Маленький мальчик втянул голову в плечи:
— Я не понимаю. Как можно быть вместе и не вместе?
Она взяла его за руку:
— Не грусти. Я буду недалеко. Я буду на сцене.
— Что такое сцена?
— Ты увидишь. Это для актеров, музыкантов и певцов. Я буду петь. Ты будешь смотреть на меня.
— Я все время смогу смотреть на тебя?
— Все время.
— Издали, Да? Совсем издали?
Видя тревогу мальчика, Илонка делает усилие, чтобы не расплакаться.
— Успокойся, мой дорогой. Я тебя не брошу. Пока я буду петь, ты будешь за кулисами, а все остальное время — в зале.
С этими словами она прижала его к груди. Он застыл, словно оглушенный: ему нравилось это охватывающее его тепло. Илонка стала целовать его в щеки. Петер почувствовал, как они запылали. И внезапно вспомнил мать. Он хотел вырваться, но Илонка была сильнее. Тогда он смирился. И когда она перестала целовать его, ощутил странное чувство сожаления.
— Не плачь, — сказала она, гладя его по голове. — Особенно в кабаре. Это привлекает внимание. Я буду с тобой. Всегда. Не надо плакать. Только евреи плачут. Даже когда Гамлиэлю хочется плакать, Петер не должен это показывать.
Отчего она просила его не плакать, хотя сама не могла сдержать слез, словно под воздействием какого-то предчувствия?
— Я не плачу, — произнес он наконец. — Я буду тебя ждать.
Помолчав, он добавил:
— Я буду ждать тебя, как жду маму.
Он вновь умолк, затем поправил сам себя:
— Нет, не так, по-другому…
— Знаю, мой дорогой, знаю. Мама бывает только одна. Ты ее ждешь. Я тоже. Она вернется, добрый еврейский Бог вернет ее тебе, вот увидишь.
Она подошла к зеркалу и стала краситься. Тем временем на боязливый и молчаливый город внезапно обрушились сумерки.
По улице, показавшейся им бесконечной, они шли быстрым шагом, встречая на пути солдат, полицейских и молодых фашистов, но ни одного еврея: для евреев начинался комендантский час. Стараясь улыбаться, Илонка провела сына своей подруги в уже заполненное кабаре. Она указала ему на пустой столик, стоявший отдельно в плохо освещенном углу и предназначенный, наверно, для ее персональных посетителей. Шумный дымный зал. Петер не знал, куда смотреть. Кругом сновали торопливые официанты с напряженным взглядом, держа в руках подносы с полными и пустыми тарелками, бутылками и стаканами. На эстрада утопающей в полумраке, музыканты играли печальные томные мелодии, но их никто не слушал. Некоторые спускались в зал и смешивались с клиентами. Гул голосов: смех, крики, оклики. На танцевальной дорожке топтались сплетенные в объятиях пары, фигуры сходились и расходились, «да» и «нет» звучали почти одновременно, жесты приязни и тут же злобная брань.

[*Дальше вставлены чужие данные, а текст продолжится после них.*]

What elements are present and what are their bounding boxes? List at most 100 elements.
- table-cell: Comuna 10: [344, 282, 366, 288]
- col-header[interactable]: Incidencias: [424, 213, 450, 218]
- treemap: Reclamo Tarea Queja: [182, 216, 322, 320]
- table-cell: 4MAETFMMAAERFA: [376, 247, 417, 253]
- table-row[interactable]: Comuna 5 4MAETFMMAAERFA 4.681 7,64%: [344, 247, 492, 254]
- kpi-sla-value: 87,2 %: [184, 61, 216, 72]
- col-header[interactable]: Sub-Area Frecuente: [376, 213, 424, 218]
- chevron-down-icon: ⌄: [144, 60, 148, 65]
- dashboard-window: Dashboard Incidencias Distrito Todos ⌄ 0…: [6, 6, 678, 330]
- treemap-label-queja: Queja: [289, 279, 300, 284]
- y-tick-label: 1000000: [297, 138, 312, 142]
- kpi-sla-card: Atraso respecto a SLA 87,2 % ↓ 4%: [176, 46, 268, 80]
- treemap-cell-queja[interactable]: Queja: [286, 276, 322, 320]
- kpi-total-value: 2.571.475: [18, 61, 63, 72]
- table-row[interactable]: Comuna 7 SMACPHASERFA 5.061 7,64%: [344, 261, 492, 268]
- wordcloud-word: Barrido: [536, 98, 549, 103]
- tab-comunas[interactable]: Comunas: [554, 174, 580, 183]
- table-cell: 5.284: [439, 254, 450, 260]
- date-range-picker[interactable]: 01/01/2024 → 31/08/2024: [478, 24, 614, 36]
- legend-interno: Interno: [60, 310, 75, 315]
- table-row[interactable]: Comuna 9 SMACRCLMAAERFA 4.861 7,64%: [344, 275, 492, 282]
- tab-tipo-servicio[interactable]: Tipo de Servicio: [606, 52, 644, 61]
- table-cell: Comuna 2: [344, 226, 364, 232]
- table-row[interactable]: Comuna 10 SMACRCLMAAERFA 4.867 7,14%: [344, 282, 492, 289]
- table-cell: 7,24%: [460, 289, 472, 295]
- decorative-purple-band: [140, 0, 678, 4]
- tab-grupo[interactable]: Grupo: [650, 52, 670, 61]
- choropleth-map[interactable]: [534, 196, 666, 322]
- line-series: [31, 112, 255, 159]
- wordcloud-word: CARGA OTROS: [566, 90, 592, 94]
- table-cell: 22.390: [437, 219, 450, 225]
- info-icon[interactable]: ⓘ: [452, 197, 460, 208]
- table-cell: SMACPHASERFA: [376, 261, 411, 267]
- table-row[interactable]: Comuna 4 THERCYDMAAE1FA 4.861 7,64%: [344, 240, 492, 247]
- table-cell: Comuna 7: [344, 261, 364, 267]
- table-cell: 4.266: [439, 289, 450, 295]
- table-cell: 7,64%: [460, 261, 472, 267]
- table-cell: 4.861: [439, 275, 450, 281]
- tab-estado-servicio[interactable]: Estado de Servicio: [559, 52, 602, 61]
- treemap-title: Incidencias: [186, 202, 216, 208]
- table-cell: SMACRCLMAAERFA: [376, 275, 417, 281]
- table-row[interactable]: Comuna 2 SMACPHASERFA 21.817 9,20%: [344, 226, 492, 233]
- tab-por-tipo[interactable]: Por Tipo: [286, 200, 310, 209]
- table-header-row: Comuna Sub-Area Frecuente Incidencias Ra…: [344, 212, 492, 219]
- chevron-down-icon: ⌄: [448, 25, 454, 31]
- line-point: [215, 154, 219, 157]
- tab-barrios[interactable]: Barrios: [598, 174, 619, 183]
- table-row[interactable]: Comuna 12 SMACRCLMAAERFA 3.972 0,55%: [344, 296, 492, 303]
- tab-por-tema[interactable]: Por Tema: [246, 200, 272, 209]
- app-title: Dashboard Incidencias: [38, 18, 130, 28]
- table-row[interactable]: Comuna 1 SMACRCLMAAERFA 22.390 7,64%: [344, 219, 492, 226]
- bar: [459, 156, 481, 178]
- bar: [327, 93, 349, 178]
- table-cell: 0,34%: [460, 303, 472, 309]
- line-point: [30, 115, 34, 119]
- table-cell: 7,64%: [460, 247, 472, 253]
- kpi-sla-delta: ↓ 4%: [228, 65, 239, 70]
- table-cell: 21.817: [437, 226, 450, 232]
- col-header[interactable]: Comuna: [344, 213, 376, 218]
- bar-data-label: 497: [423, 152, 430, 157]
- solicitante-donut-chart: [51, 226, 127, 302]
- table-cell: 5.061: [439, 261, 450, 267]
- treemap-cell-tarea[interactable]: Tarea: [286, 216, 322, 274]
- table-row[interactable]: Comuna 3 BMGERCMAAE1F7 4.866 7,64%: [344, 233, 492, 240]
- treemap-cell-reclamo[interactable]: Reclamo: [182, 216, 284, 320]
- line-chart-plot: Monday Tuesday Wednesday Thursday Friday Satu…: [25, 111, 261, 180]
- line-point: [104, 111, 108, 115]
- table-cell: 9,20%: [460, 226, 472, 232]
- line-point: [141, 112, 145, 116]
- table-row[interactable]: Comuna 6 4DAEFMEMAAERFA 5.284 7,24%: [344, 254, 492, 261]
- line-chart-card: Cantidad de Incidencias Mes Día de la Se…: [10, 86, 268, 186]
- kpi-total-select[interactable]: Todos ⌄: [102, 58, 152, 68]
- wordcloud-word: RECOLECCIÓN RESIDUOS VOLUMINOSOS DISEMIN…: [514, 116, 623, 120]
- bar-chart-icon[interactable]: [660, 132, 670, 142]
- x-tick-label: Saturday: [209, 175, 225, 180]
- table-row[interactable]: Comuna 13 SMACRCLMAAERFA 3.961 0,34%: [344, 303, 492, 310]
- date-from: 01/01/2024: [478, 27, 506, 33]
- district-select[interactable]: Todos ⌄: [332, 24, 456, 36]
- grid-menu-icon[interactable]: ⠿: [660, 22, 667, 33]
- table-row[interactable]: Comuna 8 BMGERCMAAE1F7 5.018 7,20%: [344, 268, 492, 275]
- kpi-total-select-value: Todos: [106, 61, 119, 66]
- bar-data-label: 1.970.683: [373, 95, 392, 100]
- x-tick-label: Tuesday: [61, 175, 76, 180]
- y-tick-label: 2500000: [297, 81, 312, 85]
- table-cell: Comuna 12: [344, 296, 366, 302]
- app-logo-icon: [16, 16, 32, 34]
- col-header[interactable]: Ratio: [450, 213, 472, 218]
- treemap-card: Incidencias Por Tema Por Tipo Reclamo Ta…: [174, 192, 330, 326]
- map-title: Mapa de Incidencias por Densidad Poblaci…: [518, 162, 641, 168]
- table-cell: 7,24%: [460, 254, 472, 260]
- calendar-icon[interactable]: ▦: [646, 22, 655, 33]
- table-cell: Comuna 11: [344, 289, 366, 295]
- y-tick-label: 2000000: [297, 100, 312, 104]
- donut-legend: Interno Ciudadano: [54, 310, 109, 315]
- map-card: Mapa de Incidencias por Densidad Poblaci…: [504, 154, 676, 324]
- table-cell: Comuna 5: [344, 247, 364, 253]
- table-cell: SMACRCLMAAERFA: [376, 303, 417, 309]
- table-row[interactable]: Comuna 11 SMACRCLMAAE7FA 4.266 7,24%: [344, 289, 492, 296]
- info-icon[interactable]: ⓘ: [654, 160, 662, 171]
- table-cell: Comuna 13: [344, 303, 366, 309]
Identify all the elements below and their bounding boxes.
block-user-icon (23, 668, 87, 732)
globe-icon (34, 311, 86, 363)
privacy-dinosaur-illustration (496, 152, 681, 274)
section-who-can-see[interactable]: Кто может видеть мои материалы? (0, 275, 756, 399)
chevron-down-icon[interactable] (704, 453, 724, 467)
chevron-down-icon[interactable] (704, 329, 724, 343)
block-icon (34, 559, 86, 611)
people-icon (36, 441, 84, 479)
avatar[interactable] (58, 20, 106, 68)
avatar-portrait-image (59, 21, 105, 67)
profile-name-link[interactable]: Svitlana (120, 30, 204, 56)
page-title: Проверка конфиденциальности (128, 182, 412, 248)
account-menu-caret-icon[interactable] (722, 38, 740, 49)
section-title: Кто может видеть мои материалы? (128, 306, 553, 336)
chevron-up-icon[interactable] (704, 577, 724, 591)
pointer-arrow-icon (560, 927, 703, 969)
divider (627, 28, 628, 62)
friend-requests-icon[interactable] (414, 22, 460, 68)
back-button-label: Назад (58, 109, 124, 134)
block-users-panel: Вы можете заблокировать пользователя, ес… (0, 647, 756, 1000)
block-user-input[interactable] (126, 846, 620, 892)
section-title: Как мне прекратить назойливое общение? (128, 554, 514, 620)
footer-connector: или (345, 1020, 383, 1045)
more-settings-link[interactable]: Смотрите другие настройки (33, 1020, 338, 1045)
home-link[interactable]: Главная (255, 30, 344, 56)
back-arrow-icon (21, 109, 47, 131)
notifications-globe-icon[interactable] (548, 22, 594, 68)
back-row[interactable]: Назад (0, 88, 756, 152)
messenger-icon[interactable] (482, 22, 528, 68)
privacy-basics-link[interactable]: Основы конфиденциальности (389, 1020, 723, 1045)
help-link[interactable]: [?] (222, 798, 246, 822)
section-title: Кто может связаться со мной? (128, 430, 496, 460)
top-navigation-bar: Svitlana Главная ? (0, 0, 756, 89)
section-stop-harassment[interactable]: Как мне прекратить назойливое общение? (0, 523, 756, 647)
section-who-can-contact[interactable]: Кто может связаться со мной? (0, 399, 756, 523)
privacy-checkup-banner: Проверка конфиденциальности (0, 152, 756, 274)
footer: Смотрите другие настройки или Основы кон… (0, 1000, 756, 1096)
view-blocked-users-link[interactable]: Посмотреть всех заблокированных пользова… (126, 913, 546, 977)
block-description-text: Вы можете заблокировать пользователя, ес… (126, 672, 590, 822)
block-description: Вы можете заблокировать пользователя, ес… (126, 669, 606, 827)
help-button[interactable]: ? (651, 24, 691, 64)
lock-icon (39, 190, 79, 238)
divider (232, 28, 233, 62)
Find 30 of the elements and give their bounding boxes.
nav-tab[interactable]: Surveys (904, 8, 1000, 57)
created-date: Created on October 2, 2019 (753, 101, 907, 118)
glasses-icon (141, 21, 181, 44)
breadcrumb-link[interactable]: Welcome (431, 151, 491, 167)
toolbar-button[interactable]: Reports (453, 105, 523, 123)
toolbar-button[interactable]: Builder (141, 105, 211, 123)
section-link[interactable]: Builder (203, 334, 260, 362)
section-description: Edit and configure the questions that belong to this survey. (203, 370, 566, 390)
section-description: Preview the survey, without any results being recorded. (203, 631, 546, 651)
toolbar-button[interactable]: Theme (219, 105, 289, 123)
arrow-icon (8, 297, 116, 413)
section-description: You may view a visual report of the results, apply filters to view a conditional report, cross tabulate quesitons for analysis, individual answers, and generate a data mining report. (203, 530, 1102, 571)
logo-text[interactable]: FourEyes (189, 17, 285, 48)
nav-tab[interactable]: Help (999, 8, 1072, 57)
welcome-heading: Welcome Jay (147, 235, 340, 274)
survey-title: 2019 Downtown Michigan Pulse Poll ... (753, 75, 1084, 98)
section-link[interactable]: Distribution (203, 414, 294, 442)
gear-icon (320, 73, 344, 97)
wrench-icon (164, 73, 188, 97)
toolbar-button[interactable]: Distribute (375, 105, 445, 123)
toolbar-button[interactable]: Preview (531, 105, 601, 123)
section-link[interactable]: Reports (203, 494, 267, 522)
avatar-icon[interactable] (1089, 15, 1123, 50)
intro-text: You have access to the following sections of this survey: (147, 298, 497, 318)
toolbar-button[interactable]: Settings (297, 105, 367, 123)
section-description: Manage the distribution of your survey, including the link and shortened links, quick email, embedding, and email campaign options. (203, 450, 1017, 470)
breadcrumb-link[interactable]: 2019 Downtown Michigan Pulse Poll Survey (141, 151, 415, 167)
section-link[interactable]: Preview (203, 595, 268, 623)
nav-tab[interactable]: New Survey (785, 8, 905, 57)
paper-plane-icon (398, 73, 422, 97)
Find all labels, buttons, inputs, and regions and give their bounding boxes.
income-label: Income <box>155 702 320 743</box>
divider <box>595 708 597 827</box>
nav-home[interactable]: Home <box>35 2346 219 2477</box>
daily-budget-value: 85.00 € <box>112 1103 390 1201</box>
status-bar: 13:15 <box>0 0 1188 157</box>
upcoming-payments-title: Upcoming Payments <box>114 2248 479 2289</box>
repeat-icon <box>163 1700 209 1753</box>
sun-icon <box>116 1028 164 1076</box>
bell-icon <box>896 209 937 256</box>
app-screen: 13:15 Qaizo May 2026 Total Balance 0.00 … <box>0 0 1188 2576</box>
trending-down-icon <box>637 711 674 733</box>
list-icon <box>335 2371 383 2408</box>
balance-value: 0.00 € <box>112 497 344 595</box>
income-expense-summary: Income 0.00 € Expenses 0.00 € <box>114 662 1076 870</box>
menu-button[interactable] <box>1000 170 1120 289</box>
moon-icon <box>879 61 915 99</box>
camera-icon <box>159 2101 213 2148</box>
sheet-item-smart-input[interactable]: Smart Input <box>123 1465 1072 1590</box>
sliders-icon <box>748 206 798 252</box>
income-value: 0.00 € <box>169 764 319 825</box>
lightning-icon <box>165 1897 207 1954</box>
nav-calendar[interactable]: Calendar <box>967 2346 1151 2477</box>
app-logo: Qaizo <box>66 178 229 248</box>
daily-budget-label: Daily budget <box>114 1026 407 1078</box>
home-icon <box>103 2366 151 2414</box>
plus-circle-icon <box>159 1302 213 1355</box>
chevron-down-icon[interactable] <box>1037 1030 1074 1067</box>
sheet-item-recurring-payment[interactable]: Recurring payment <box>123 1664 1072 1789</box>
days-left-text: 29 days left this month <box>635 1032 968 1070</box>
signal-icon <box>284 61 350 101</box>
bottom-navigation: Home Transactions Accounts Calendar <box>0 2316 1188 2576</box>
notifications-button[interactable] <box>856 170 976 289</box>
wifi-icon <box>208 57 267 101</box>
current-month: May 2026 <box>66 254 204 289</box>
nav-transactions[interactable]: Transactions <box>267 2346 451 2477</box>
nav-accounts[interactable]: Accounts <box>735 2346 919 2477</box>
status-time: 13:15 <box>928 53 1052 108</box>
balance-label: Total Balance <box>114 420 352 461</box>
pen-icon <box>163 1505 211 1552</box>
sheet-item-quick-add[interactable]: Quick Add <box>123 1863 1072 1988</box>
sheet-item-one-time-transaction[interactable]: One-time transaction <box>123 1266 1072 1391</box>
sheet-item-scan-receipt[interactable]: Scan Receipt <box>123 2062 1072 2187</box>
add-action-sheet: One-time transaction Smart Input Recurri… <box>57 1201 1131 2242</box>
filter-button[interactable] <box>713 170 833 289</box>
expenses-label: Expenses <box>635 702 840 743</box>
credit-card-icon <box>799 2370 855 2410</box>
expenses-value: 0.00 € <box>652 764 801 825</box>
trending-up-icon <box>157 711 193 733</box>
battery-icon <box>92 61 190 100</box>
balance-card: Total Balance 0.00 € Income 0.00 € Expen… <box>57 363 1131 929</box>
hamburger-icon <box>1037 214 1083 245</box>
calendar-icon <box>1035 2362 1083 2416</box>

— Не смотри, — сказала Илонка. — Даже когда я выйду на сцену, не смотри. Обещай мне это. Даже когда я запою, не слушай. Закрой глаза и представь, что ты в другом месте, рядом с мамой и папой…
Петер-Гамлиэль не понимал, почему не надо смотреть, но послушно кивнул в знак согласия.
— Не забудь, что ты мой племянник, — продолжала Илонка шепотом. — Сын моей старшей сестры. Ты живешь в Фехерфалу. Тебя зовут Петер Кертеш. Сын Магды. По воскресеньям ты ходишь со мной в церковь. Если тебя спросят, католик ты или кальвинист, скажи, что не знаешь.
— Кальвинист, это кто?
— Добрый христианин.
— Значит, все христиане кальвинисты?
— Нет. Не все. Только те, кто верит, что Кальвин был самым преданным учеником Христа.
— Они были друзьями?
— Этого я не знаю. Они все уже давно умерли, пусть покоятся в мире. Поговорим лучше о людях, которых ты должен знать. Пастор, или священник. Его зовут Миклош… Повтори.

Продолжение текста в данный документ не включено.